Android Malware can hit phones in an unrecognized and dangerous way that can not only be a threat to your privacy and security, but can also cause you to believe in claims made by an app that are totally fake. This type of malware was recently found in an app called FlixOnline that claimed to provide free Netflix subscription.
It was found that the app’s code was designed to monitor the user’s WhatsApp notifications and to send automatic replies to a user’s incoming messages instead of what the app claimed to do. This is done using a remote command and control (C&C) server.
“2 Months of Netflix Premium Free at no cost For REASON OF QUARANTINE (CORONA VIRUS)* Get 2 Months of Netflix Premium Free anywhere in the world for 60 days. Get it now HERE” is the message which the app was sending as a reply to the incoming messages from WhatsApp.
You might ask how does it work? The FlixOnline malware when installed starts a service that requests you to enable ‘Overlay’, ‘Battery Optimisation Ignore’ and ‘Notification’ permissions for the app. The overlay permission, when granted, can allow the app to create new windows on top of other apps. The new windows are often designed to look like fake login pages, where users are required to enter authentic credentials after which the user successfully falls into the trap.

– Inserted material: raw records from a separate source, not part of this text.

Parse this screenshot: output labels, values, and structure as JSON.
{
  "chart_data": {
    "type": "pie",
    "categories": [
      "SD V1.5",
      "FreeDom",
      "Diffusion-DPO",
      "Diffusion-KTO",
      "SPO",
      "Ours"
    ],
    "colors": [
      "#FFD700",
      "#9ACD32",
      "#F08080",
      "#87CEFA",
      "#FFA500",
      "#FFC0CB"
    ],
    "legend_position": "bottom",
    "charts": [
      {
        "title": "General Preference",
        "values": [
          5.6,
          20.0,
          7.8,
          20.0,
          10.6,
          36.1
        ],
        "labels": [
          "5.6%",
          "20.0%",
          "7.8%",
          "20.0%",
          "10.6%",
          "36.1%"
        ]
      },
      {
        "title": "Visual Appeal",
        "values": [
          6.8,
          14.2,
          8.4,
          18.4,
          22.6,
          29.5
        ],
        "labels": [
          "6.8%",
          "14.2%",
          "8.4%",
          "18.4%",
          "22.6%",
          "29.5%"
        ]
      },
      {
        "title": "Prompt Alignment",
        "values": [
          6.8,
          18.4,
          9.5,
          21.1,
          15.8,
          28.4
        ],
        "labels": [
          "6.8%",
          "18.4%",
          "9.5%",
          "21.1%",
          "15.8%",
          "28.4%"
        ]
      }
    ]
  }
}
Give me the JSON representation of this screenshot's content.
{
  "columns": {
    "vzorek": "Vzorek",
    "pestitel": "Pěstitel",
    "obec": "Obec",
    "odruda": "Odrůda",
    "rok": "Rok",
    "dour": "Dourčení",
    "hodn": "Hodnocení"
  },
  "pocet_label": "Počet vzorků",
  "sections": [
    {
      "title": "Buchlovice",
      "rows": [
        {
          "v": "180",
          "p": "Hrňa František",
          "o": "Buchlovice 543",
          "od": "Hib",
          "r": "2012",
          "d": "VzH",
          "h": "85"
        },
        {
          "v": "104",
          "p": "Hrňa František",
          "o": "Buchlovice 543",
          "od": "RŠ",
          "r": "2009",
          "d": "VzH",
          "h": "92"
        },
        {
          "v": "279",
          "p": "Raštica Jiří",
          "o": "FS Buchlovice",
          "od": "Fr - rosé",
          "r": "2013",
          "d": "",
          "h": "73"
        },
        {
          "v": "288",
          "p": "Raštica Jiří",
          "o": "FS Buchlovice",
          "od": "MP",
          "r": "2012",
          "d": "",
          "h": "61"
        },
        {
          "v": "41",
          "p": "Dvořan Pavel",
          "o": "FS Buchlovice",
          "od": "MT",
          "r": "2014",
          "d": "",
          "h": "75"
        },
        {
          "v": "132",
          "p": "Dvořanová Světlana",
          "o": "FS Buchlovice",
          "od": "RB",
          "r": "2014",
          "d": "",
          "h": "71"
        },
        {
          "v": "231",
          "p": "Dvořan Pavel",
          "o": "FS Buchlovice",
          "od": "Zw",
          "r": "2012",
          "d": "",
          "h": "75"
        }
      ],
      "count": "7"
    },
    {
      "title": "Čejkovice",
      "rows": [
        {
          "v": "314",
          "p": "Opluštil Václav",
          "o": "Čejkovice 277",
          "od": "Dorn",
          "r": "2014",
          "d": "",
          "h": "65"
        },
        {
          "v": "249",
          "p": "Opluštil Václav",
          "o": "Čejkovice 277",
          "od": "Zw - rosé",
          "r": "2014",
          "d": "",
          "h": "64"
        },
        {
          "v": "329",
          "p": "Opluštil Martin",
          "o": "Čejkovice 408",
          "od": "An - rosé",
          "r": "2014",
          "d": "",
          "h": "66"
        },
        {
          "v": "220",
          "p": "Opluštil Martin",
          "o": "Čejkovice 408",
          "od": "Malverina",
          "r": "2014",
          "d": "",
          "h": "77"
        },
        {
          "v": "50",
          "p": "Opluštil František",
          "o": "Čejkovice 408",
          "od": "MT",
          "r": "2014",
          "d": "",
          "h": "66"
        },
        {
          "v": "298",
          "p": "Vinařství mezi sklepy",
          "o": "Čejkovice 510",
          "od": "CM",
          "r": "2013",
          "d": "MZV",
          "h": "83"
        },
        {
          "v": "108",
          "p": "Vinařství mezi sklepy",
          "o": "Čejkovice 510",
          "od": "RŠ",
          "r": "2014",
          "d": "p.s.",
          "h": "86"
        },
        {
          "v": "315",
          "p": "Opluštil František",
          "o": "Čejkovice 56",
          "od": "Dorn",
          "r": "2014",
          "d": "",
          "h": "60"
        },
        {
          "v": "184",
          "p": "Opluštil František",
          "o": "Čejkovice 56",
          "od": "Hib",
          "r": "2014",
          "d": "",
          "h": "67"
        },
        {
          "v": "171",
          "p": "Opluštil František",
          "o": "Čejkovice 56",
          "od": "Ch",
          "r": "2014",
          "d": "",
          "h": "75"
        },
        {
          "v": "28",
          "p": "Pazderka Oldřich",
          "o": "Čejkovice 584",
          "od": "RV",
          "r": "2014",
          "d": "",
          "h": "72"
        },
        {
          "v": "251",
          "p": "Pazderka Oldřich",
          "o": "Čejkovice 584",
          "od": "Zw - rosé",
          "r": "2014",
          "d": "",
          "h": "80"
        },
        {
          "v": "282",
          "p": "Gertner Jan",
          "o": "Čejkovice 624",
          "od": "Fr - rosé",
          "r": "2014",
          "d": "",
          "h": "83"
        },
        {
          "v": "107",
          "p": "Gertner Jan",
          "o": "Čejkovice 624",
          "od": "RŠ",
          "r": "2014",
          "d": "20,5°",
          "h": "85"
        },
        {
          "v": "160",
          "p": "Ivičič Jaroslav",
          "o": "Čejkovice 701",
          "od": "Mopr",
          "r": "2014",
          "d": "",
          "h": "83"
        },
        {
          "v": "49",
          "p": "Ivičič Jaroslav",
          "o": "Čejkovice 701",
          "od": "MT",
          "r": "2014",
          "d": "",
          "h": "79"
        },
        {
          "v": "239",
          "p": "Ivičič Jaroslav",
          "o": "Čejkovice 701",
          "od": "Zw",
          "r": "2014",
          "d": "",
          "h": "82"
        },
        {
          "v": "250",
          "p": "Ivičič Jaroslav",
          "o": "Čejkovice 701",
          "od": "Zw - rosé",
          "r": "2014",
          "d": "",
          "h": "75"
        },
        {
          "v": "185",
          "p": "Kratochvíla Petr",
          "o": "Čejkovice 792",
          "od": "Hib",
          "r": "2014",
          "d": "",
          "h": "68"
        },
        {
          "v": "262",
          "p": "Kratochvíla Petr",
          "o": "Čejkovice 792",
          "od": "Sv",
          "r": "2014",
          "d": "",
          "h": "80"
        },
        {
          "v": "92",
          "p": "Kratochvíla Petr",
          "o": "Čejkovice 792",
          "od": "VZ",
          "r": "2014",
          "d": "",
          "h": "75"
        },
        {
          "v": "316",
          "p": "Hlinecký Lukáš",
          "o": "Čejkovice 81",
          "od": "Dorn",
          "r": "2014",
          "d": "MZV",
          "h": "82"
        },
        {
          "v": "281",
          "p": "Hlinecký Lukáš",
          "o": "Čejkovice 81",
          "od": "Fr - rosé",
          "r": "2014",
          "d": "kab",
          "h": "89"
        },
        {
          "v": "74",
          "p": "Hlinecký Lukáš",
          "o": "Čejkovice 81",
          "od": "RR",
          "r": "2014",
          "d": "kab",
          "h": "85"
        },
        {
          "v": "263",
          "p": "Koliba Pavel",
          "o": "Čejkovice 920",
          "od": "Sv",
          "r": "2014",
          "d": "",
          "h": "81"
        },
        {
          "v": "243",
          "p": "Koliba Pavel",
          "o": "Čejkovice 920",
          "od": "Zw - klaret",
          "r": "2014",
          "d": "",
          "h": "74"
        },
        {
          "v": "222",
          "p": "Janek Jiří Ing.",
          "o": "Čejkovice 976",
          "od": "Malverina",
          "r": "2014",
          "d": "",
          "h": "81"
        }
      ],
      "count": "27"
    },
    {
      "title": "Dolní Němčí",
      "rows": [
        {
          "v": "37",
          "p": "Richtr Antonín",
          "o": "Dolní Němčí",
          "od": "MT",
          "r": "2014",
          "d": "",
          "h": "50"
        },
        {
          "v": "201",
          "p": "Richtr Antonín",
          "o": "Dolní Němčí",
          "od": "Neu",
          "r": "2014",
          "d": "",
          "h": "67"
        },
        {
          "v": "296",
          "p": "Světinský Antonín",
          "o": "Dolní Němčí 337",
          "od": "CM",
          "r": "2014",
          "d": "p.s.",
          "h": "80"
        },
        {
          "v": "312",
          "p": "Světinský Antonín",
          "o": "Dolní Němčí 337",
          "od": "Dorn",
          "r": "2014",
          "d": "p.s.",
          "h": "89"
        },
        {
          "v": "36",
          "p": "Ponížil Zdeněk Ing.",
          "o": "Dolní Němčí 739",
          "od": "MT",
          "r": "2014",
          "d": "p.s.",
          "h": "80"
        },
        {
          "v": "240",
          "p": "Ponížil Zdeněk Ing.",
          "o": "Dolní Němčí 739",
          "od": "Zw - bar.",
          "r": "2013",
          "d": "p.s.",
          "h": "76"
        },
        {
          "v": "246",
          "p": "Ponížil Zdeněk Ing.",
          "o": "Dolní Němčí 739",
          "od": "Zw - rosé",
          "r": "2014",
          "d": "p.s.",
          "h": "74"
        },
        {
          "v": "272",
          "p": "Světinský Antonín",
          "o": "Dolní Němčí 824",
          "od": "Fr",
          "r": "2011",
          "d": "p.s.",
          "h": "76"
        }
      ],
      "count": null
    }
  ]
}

Notification access is used by the app to read the incoming notifications and automatically perform designated actions such as “dismiss” and “reply” to messages received on your phone. Lastly, the battery optimisation permissions will allow the app to keep running in the background, preventing Android from turning off the app, even when it has been idle for quite some time.
If you have fallen prey to the fake claims, you should definitely check your WhatsApp messages if the app has already done any damage and should uninstall the ‘FlixOnline’ app right away. One should always be careful while installing an app and should confirm if its published from a legit and reputed developer or not.